U.S. Eagle Federal Credit Union
- Formerly: Albuquerque U.S. Employees Federal Credit Union; U.S. New Mexico Federal Credit Union;
- Industry: Financial services
- Founded: 1935
- Headquarters: Albuquerque, New Mexico, United States
- Number of locations: 9 (2020)
- Key people: Marsha Majors (CEO)
- Total assets: $1.18 billion (2020)
- Members: 77,785 (2020)
- Number of employees: 249 (2020)
- Website: www.useagle.org

= U.S. Eagle Federal Credit Union =

Credit union In United States

U.S. Eagle Federal Credit Union is a credit union founded in 1935 in Albuquerque, New Mexico. They have branches in Albuquerque, Farmington, Santa Fe, and Bernalillo. As of 2020, U.S. Eagle had 79,785 members, 249 employees, and $1.18 billion in assets.
In 2019 and 2020, Forbes named U.S. Eagle a Best-in-State Credit Union.

== History ==
U.S. Eagle Federal Credit Union was founded in 1935 under the name Albuquerque U.S. Employees Federal Credit Union. Initially, Albuquerque U.S. Employees Federal Credit Union served federal employees in New Mexico. In 1990, their name was changed to U.S. New Mexico Federal Credit Union to reflect an expanded membership base.

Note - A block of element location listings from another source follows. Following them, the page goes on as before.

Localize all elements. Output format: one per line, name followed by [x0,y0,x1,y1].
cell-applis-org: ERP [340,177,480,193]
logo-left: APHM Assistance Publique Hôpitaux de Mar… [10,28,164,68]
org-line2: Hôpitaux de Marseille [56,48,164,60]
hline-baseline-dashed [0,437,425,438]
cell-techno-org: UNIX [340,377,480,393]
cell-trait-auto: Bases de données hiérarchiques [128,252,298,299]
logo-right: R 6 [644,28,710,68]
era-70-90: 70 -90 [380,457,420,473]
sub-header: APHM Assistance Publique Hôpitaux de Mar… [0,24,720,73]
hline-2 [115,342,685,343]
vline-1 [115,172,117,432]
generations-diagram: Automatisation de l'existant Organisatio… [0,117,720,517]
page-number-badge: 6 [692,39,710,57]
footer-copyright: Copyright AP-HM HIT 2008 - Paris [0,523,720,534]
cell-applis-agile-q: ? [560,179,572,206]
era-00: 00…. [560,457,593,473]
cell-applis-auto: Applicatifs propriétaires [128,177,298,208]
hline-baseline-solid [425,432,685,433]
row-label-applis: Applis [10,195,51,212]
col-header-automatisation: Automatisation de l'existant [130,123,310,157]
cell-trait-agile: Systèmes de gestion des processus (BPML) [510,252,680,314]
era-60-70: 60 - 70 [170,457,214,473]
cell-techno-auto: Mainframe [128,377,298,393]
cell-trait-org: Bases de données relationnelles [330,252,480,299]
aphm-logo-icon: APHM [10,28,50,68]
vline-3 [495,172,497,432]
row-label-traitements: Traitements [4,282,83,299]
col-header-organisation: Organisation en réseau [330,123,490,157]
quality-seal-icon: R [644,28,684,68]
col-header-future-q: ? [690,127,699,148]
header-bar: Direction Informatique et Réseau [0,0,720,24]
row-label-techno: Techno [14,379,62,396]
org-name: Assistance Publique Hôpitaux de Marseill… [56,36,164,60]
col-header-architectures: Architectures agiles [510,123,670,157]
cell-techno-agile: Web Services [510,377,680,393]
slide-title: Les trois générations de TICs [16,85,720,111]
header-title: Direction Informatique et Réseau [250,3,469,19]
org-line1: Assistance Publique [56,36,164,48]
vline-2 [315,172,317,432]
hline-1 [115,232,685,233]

In March 2015, U.S. New Mexico Federal Credit Union announced their name would be changing to U.S. Eagle Federal Credit Union. Earlier that year, U.S. Eagle merged with New Mexico Correctional Employees Federal Credit Union. In December 2015, U.S. Eagle acquired the signage rights for Albuquerque Plaza.